Florida expanded its virtual learning horizon today, even as it once again reminded us that age-old education boundaries won’t easily cede to global technology.
The bill that senators sent to Gov. Rick Scott, HB 7197, was a clear victory for online education, adding more public and private options. School districts will be required to give students access to at least three different providers for part-time and fulltime virtual programs. Florida Virtual School, the nation’s largest and most successful public virtual school, will be allowed to provide fulltime programs for all grade levels and part-time not only for high and middle school students but also for accelerated fourth- and fifth-graders. High school students will be required to take an online course for graduation. All providers will be held to similar academic accountability standards and will receive similar reimbursement.

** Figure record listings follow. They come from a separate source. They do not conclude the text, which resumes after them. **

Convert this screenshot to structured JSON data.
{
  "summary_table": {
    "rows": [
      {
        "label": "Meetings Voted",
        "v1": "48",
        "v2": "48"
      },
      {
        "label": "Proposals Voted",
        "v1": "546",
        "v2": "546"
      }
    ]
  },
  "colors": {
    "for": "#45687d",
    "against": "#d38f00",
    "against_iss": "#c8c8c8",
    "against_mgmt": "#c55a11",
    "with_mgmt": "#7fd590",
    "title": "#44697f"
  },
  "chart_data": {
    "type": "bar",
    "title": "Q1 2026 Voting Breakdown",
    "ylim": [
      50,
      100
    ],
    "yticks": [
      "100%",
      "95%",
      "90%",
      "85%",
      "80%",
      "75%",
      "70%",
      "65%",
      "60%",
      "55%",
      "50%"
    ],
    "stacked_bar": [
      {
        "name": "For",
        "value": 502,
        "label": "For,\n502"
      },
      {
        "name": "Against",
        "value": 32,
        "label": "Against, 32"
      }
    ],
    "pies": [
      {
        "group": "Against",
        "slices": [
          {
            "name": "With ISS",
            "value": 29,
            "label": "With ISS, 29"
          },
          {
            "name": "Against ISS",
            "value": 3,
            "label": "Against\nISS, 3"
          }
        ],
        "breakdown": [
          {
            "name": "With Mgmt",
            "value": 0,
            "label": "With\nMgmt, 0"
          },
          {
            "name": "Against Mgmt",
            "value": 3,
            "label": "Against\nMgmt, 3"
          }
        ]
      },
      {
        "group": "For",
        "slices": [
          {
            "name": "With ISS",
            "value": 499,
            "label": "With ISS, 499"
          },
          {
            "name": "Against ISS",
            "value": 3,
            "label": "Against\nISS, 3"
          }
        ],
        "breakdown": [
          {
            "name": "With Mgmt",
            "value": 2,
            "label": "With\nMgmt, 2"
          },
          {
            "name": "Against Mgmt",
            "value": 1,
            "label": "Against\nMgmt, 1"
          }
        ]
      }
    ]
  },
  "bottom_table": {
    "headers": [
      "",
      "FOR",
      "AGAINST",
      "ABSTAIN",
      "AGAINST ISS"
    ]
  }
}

Patricia Levesque, executive director of former Gov. Jeb Bush’s foundation and digital learning initiative, helped push the effort. “A decade ago, the idea of providing every student in Florida with a customized education was just a dream,” she said after the Senate vote. “But that dream can become reality through today’s technology. Increasing access to quality digital learning in our schools will bring Florida’s classrooms into the 21st century and prepare our students for success in today’s global market.”
The bill did contain reminders of the obstacles that remain. Legislative staff attorneys and education analysts refused to accept a broader strategy offered jointly by Florida Virtual and its private competitors that would have allowed both to operate statewide, giving simpler options to all students. They deemed, with some justification, that such an approach would be challenged and found unconstitutional. That’s because Florida’s constitution, like that of many states, apportions oversight of education based on the physical location of students and schools. That means school boards are in charge, even when they need not be.